Imagine you wanted to write a function that would shift a property to the left or the right:

shift <- function(x, shift) {
  x@start <- x@start + shift
  x@end <- x@end + shift
  x
}
shift(range(1, 10), 1)
#> <range>
#>  @ start: num 2
#>  @ end  : num 11

There’s a problem if shift is larger than @end - @start:

shift(range(1, 10), 10)
#> Error: <range> object is invalid:
#> - @end (10) must be greater than or equal to @start (11)
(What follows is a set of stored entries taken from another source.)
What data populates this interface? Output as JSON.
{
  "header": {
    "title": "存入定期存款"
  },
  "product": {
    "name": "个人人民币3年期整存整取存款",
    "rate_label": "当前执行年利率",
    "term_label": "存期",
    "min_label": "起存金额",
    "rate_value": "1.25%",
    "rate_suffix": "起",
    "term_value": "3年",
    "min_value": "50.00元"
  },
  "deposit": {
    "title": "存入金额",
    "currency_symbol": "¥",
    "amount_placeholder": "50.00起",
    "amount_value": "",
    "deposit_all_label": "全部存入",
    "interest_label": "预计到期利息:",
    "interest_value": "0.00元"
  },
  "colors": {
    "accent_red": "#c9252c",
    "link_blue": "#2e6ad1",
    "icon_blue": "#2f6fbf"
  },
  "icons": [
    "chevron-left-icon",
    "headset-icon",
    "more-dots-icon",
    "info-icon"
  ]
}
While the end result of shift() will be valid, an intermediate state is not. The easiest way to resolve this problem is to set the properties all at once:

shift <- function(x, shift) {
  props(x) <- list(
    start = x@start + shift,
    end = x@end + shift
  )
  x
}
shift(range(1, 10), 10)
#> <range>
#>  @ start: num 11
#>  @ end  : num 20

The object is still validated, but it’s only validated once, after all the properties have been modified.

Properties

So far we’ve focused on the simplest form of property specification where you use a named list to supply the desired type for each property. This is a convenient shorthand for a call to new_property(). For example, the property definition of range above is shorthand for:

range <- new_class("range",
  properties = list(
    start = new_property(class_double),
    end = new_property(class_double)
  )
)

Calling new_property() explicitly allows you to control aspects of the property other than its type. The following sections show you how to provide a default value, compute the property value on demand, or provide a fully dynamic property.

Default value

The defaults of new_class() create an class that can be constructed with no arguments:

empty <- new_class("empty", 
  properties = list(
    x = class_double,
    y = class_character,
    z = class_logical
  ))
empty()
#> <empty>
#>  @ x: num(0) 
#>  @ y: chr(0) 
#>  @ z: logi(0)

The default values of the properties will be filled in with “empty” instances. You can instead provide your own defaults by using the default argument:

empty <- new_class("empty", 
  properties = list(
    x = new_property(class_numeric, default = 0),
    y = new_property(class_character, default = ""),
    z = new_property(class_logical, default = NA)
  )
)
empty()
#> <empty>
#>  @ x: num 0
#>  @ y: chr ""
#>  @ z: logi NA

Computed properties

It’s sometimes useful to have a property that is computed on demand. For example, it’d be convenient to pretend that our range has a length, which is just the distance between @start and @end. You can dynamically compute the value of a property by defining a getter:

range <- new_class("range",
  properties = list(
    start = class_double,
    end = class_double,
    length = new_property(
      getter = function(self) self@end - self@start,
    )
  )
)

x <- range(start = 1, end = 10)
x
#> <range>
#>  @ start : num 1
#>  @ end   : num 10
#>  @ length: num 9

Computed properties are read-only:

x@length <- 20
#> Error: Can't set read-only property <range>@length

Dynamic properties

You can make a computed property fully dynamic so that it can be read and written by also supplying a setter. For example, we could extend the previous example to allow the @length to be set, by modifying the @end of the vector:

range <- new_class("range",
  properties = list(
    start = class_double,
    end = class_double,
    length = new_property(
      class = class_double,
      getter = function(self) self@end - self@start,
      setter = function(self, value) {
        self@end <- self@start + value
        self
      }
    )
  )
)

x <- range(start = 1, end = 10)
x
#> <range>
#>  @ start : num 1
#>  @ end   : num 10
#>  @ length: num 9

x@length <- 5
x
#> <range>
#>  @ start : num 1
#>  @ end   : num 6
#>  @ length: num 5

A setter is a function with arguments self and value that returns a modified object.